O tempo estava
adequado para qualquer coisa, desde que não se necessitasse sair de casa. Eram 8h
de um domingo chuvoso. Fim-de-semana, agenda vazia. Liberdade para o que desse
e viesse. Mas o que significa essa condição, sem os meios concretos para
exercê-la? É como um copo vazio, cujo valor de uso esgota-se na impossibilidade
enche-lo. E o que, afinal, são os meios, senão as atitudes ditadas pelos fins?
Estes, sim, o que importam. Aquilo que depende apenas do nosso modo de olhar as
coisas. Com muito cálculo e remanejo, conseguira pagar todas as contas, mas
ficara apenas com o necessário para passar os próximos 15 dias, data do próximo
pagamento. Nem mais um tostão para o lazer. Assim estava Tonico naquela manhã
de agosto em uma cidade fria do sul do Brasil. Para completar a falta de opção,
a chuva misturada com o vento não parava. Bem, o final do programa eleitoral no
rádio indicava que o tempo estava passando. Mas seria bom que, de preferência, passasse
prazerosamente. Senão, ocorreria novamente como acontecia de praxe, lamentando
os próximos dias não ter feito nada de interessante. Foi então que o estranho
entusiasmo se transformou em mais uma ideia pervertedora, destas que pintam no ócio
imaginativo. Decidiu sacar Neruda, seu autor preferido, recuperando a página de
Confesso que Vivi. Sentou na poltrona da sala e começou a imaginar que
estivesse na praça tomando sol. Por que não? Imaginar era um exercício
agradável. Estava sozinho em sua casa, de modo que estava excluída a
possibilidade de ser visto como louco.
Gostou da ideia e começou os procedimentos. Enquanto as pancadas de
vento não paravam de bater na porta de seu apartamento, que dava de cara para a
sacada, e os relâmpagos anunciavam no céu que a chuva não pararia tão cedo, regulou
o ar-condicionado em 25º, vestiu um fino calção, uma camisa branca e um chinelo
macio, preparou um copo de suco de laranja e alguns biscoitos de chocolate. Finalmente,
montada a infraestrutura, sentou-se na cadeira de balanço da sala e fechou os
olhos por alguns instantes, imaginando um céu azul com árvores à sua volta,
cheias de pássaros cantando. O clima era ideal em seus pensamentos.

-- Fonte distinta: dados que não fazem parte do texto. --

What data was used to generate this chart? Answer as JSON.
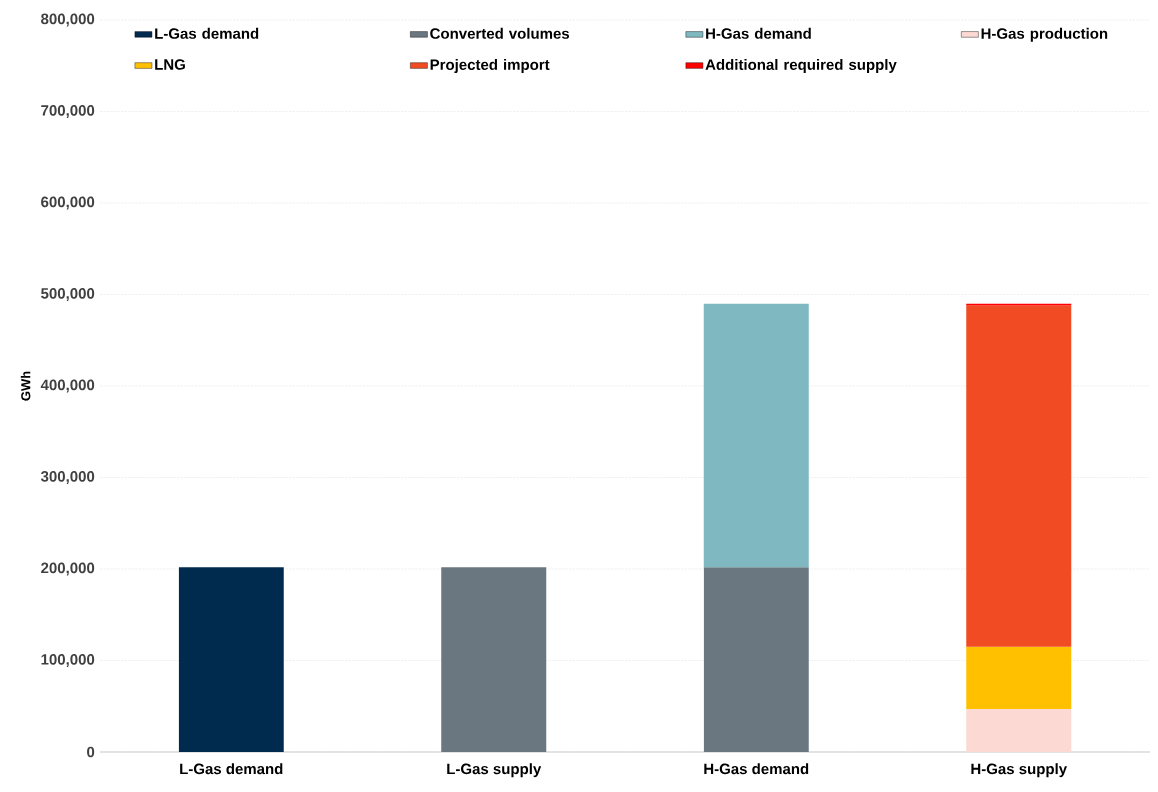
{
  "chart_data": {
    "type": "bar",
    "stacked": true,
    "ylabel": "GWh",
    "categories": [
      "L-Gas demand",
      "L-Gas supply",
      "H-Gas demand",
      "H-Gas supply"
    ],
    "series": [
      {
        "name": "L-Gas demand",
        "color": "#002b4f",
        "values": [
          202000,
          null,
          null,
          null
        ]
      },
      {
        "name": "Converted volumes",
        "color": "#6b7780",
        "values": [
          null,
          202000,
          202000,
          null
        ]
      },
      {
        "name": "H-Gas demand",
        "color": "#7fb8c0",
        "values": [
          null,
          null,
          288000,
          null
        ]
      },
      {
        "name": "H-Gas production",
        "color": "#fcd9d2",
        "values": [
          null,
          null,
          null,
          47000
        ]
      },
      {
        "name": "LNG",
        "color": "#ffc000",
        "values": [
          null,
          null,
          null,
          68000
        ]
      },
      {
        "name": "Projected import",
        "color": "#f04b23",
        "values": [
          null,
          null,
          null,
          373000
        ]
      },
      {
        "name": "Additional required supply",
        "color": "#ff0000",
        "values": [
          null,
          null,
          null,
          2000
        ]
      }
    ],
    "ylim": [
      0,
      800000
    ],
    "yticks": [
      {
        "value": 0,
        "label": "0"
      },
      {
        "value": 100000,
        "label": "100,000"
      },
      {
        "value": 200000,
        "label": "200,000"
      },
      {
        "value": 300000,
        "label": "300,000"
      },
      {
        "value": 400000,
        "label": "400,000"
      },
      {
        "value": 500000,
        "label": "500,000"
      },
      {
        "value": 600000,
        "label": "600,000"
      },
      {
        "value": 700000,
        "label": "700,000"
      },
      {
        "value": 800000,
        "label": "800,000"
      }
    ],
    "grid": "y",
    "legend": "top"
  }
}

Concentrou-se d e uma maneira tal que os seus sentidos já começavam a
corresponder à paisagem pintada em seus pensamentos. Até os fios do vento frio
que entravam pelas frestas da janela, soavam agora como uma leve brisa, que
costuma acompanhar o sol das manhãs da primavera sulista – ainda que se
estivesse em final de junho. Nesse verdadeiro êxtase, tomou o primeiro gole de
suco, abriu os olhos e o livro. E quando começava a sua leitura matinal, agora
em estado de entusiasmo, percebeu que o tempo estava mudando repentinamente. A
chuva parara e, em questão de minutos, um discreto sol começava a iluminar a
cidade. Não resistiu em abrir a janela, quando percebeu que as nuvens escuras
davam lugar a um céu tão azul quanto as águas de um oceano. Olhou para o livro
na cadeira e para o céu convidativo, mas foi o canto de um pássaro, que pousava
agora no parapeito de sua sacada, que lhe completou a opção. Apressou-se em
sair para a rua, pensando apenas no quanto um dia chuvoso pode inspirar e no
que poderia ser a vida com mais poesia e imaginação.
Inverno de 2002, em algum canto do sul do Brasil.
Inverno de 2002, em algum canto do sul do Brasil.